Data race-free memory-access-pattern in compute-kernels?

Question

hvp OP

Created Dec ’19

Replies 1

Boosts 0

Participants 1

Hi,

my assumption was that it should be possible to read / write to an array without the need of atomics by creating threadgroups of the size (threadExecutionWidth, 1, 1) and using the thread_index_in_threadgroup as index of the array.

A simple kernel to demonstrate what I mean:

kernel void test(volatile device uint *counter [[buffer(0)]],
                 ushort tid [[thread_index_in_threadgroup]]) {
    counter[tid] += 1;
}

The test shows that my assumption is wrong (for grids with a width of threadExecutionWidth, the value stays at 1 for all elements up to a grid-height of 100 and only gets bigger when the height gets way higher).

I hoped to avoid atomic operations / synchronisations by using this pattern.

So, I have two questions:

1. Is a thread_index_in_threadgroup unique across all active threadgroups at a time? (Otherwise, the pattern obviously fails because of data-races)

2. Is there a cheap way to force the counter-array be synchronised across the threads?

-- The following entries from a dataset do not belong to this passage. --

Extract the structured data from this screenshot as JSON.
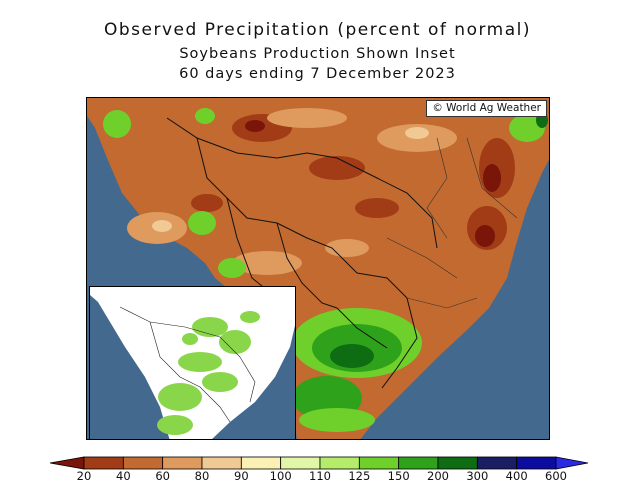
{
  "header": {
    "title": "Observed Precipitation (percent of normal)",
    "subtitle": "Soybeans Production Shown Inset",
    "period": "60 days ending 7 December 2023"
  },
  "map": {
    "credit": "© World Ag Weather",
    "ocean_color": "#44698e",
    "base_color": "#c26a2f"
  },
  "inset": {
    "background": "#ffffff",
    "production_color": "#8ad64a"
  },
  "legend": {
    "labels": [
      "20",
      "40",
      "60",
      "80",
      "90",
      "100",
      "110",
      "125",
      "150",
      "200",
      "300",
      "400",
      "600"
    ],
    "colors": [
      "#7a1509",
      "#a13c16",
      "#c26a2f",
      "#df9a5e",
      "#f0c994",
      "#fbf1b4",
      "#e1f7a7",
      "#b5ec6a",
      "#6fd02c",
      "#2fa21c",
      "#0e6d12",
      "#1a1f63",
      "#0c0c9e",
      "#2a2ae6"
    ]
  }
}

Seeing a value of 1 doesn't make any sense and must mean that the threads get a cached value.

Thanks,

Hendrik

Boost

Answer 1

hvp OP

Dec ’19

I think I found my mental misconception of the threads: A thread won't work on a single function until the function is finished, but may interrupt the current execution of the function and move to a different function (or another instance of the same function) - basically like a normal thread on the CPU.

0